34 nianhua (Chinese New Year ) prints from the 1949-1952 period present new but related images. This will remain a ‘work-in-progress’ since with the prints also came a small but interesting selection of related books from the period but published in Eastern Europe. The prints are on-line now but in several instances details are still to be provided regarding their makers and titles.

These books include a number on the cartoons produced in China during the Mao period, an important but less well-known aspect of Chinese art at the period.

To expand the coverage of that period further, we draw your attention to a small collection of photographs we took whilst attending the Guangzhou Trade Fair in April 1977. Mao Zedong had died just 7 months before and the country was still in a state of confusion.

The damning of the ‘Gang of Four’ was well underway and the posters pasted on the walls or in display cabinets left little doubt as to the anger there was in China towards this quartet. These hand-drawn posters reveal much but very few have made it to print and even less into books.

We took over 100 photographs of these posters, as well pictures of street and other scenes in the city. They were taken with an element of risk to our personal safety, since on several occasions we had to flee to avoid receiving a thrashing.
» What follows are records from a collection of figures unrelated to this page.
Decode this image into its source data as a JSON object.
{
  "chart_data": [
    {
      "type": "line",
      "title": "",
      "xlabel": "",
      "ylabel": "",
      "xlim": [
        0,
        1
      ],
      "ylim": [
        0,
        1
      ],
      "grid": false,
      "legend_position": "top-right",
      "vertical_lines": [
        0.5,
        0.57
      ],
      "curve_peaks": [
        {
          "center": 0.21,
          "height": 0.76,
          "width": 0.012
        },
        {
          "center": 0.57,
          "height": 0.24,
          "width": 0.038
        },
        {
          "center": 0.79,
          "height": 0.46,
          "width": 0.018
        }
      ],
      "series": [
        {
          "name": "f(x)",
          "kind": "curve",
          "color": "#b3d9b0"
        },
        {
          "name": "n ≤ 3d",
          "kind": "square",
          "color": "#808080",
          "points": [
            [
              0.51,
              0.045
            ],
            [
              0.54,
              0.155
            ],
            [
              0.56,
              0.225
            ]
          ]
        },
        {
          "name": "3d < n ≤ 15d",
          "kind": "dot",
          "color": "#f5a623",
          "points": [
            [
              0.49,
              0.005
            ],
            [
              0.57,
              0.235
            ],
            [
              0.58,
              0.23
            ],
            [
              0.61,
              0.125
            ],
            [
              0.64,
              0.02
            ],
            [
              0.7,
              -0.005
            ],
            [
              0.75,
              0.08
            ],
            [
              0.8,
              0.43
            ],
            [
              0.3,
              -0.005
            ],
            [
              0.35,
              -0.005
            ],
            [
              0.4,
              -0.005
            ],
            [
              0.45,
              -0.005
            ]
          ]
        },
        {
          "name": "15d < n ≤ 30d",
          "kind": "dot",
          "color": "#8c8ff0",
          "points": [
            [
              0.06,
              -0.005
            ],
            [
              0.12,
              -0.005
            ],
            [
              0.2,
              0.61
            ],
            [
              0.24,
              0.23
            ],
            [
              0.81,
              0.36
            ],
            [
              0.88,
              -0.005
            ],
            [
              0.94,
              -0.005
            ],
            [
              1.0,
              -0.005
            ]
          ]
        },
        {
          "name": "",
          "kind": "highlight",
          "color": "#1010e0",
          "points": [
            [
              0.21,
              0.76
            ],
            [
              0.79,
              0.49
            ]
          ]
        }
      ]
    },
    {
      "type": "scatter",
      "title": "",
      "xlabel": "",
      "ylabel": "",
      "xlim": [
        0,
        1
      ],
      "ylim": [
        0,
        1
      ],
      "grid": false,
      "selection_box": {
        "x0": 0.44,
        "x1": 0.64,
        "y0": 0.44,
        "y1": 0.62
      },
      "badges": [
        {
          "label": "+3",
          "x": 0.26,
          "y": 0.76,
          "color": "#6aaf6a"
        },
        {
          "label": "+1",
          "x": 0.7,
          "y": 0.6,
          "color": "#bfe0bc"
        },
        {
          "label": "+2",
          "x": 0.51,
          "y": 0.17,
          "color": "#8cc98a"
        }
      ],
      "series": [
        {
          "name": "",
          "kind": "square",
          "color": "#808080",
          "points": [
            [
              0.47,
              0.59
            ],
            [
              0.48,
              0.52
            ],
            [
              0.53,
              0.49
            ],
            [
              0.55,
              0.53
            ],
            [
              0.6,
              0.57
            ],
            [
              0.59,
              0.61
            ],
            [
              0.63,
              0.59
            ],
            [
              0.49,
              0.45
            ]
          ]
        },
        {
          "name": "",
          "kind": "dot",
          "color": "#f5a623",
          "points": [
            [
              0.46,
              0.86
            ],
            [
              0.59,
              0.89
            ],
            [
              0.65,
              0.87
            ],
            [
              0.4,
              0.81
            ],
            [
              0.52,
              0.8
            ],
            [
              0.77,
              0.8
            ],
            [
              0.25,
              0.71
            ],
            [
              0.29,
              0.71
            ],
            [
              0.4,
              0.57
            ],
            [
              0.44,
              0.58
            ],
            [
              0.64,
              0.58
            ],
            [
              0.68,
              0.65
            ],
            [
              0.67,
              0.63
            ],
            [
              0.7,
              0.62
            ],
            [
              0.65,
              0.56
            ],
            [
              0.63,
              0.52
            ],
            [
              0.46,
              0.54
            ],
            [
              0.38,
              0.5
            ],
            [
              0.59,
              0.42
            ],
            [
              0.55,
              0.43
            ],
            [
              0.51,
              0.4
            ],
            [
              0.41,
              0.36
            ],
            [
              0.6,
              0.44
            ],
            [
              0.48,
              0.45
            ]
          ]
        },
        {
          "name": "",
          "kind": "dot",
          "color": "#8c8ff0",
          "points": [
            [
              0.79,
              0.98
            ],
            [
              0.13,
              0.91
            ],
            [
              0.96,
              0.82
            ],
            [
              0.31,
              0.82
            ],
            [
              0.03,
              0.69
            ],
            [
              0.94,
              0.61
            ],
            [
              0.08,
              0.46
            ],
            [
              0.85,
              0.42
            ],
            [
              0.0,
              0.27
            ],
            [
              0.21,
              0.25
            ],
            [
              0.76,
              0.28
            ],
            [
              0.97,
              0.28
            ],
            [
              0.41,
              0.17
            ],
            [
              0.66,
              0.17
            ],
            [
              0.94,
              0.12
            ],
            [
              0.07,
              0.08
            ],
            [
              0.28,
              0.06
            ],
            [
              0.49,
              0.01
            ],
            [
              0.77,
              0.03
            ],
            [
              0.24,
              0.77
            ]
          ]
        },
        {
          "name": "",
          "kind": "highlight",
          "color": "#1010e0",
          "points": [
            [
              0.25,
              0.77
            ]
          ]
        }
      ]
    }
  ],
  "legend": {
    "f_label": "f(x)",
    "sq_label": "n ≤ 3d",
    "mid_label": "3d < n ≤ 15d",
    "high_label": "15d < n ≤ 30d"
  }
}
The most gratifying aspect of presenting the nianhua prints and aspects of the Chinese Offerings collection is that in many ways they are very similar in use and production by much the same people with only the time and location being different.

Most literature on the origin of the nianhua prints refers to door and kitchen gods found in family homes . Little is mentioned about the prints used in temple festivals though they were similarly produced.